To combat the nearly $4 million in the red and looming debt to Calpers, city staff presented a couple of hybrid budget options. In a split vote, the Lompoc City Council is moving forward with a proposal that makes cuts to public safety and holds a number of vacant city positions open.
“When will you stop, when there’s no city left,” asked a concerned Lompoc resident. “Stop micromanaging what you can’t comprehend and place this matter in the hands of the public, we figured it out in the first meeting.”
“The City Council majority is trying to put a Band-Aid on the gaping wound for the second budget cycle in a row,” said Danielle Morgan.
All but one voiced support for a sales tax measure and the community did not mince words.
“Public safety, that is your number one responsibility, to take care of the safety and health of the people in this community and you aren’t willing to fund police and fire,” said Janet Blevins of Lompoc, her voice shaking in anger.
Several in attendance took Councilmembers Jim Mosby, Dirk Starbuck and Victor Vega to task, holding their feet to the fire, advocating for the opportunity to be able to vote on a new revenue stream.
The phrase, “you three,” was used continuously throughout public comment.
“You guys must have ulterior motives and I don’t know what they are but this makes no sense, said Blevins.
Mayor Jenelle Osborne’s efforts to accept a deficit budget with a line item for a tax measure was DOA, with Osborne and Councilwoman Gilda Cordoba on one side and the three men on the other.
“I ask you why you want to go ahead and see blood and see pink slips go out as of July 1 just to prove your point that you want to cut now and then if the tax measure passes you’re willing to re-hire and bring people back,” said Osborne.
Instead, Mosby, Starbuck and Vega moved a budget option forward that holds three vacant police officer positions, eliminates a fire battalion chief, slashes $700,000 from fire overtime and cuts contributions to the Chamber of Commerce - without a 1 percent sales tax
As emotions continued to swirl, Councilman Vega defended his actions saying that going through the budget books is “probably very difficult for the public to grasp.”
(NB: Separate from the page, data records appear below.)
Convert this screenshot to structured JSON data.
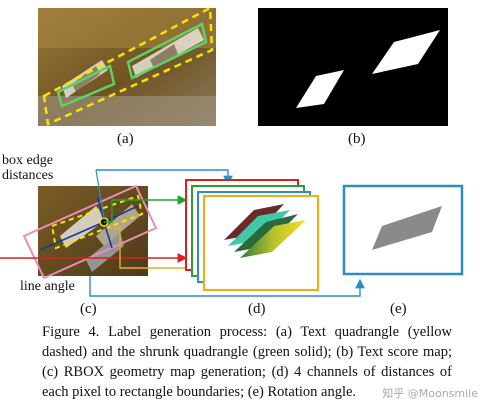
{
  "panels": {
    "a": "(a)",
    "b": "(b)",
    "c": "(c)",
    "d": "(d)",
    "e": "(e)"
  },
  "annotations": {
    "box_edge_line1": "box edge",
    "box_edge_line2": "distances",
    "line_angle": "line angle"
  },
  "caption": "Figure 4. Label generation process: (a) Text quadrangle (yellow dashed) and the shrunk quadrangle (green solid); (b) Text score map; (c) RBOX geometry map generation; (d) 4 channels of distances of each pixel to rectangle boundaries; (e) Rotation angle.",
  "watermark": "知乎 @Moonsmile",
  "colors": {
    "quad_yellow": "#f5e400",
    "shrunk_green": "#5fd06a",
    "arrow_blue": "#2a8fc0",
    "panel_e_border": "#2a8fc0",
    "panel_d_border": "#e8b020",
    "score_white": "#ffffff",
    "map_black": "#000000"
  }
}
“Once we have a balanced budget then we can discuss revenue enhancement,” said Councilman Starbuck. "If we’re going to ask for more money, I think we really need to really have our head above the sand and say this is what we intend and this is what we can do.".
“I think if we go through and you put a budget component together and you think that a tax is going to pass and it doesn’t pass, as the City Manager said, you’ll have to take drastic steps,” said Mosby.
But to Osborne and many concerned community members, this is already a drastic step.
“You just took several people, who have families and mortgages and everything else and threw them under the bus and you’re going to get rid of them on July 1. I really hope that when you see these people in the hallways as you work here at City Hall that you look them in the face, meet them one-on-one, face-to-face and you explain yourself,” said a concerned community member, pounding his fists into the podium as his voice swelled.
“It’s not a good idea, it’s not visionary. It’s setting up a legacy of failure, it’s saying you have no will to respect the community and I think better of you all,” said Osborne.
The proposed budget also eliminates two Code Enforcement and Planning positions. It also calls for the Public Information Officer role to be transformed into a grant writer.
No date was set for discussing a sales tax measure, more clarity is expected at City Council's upcoming June 4 meeting.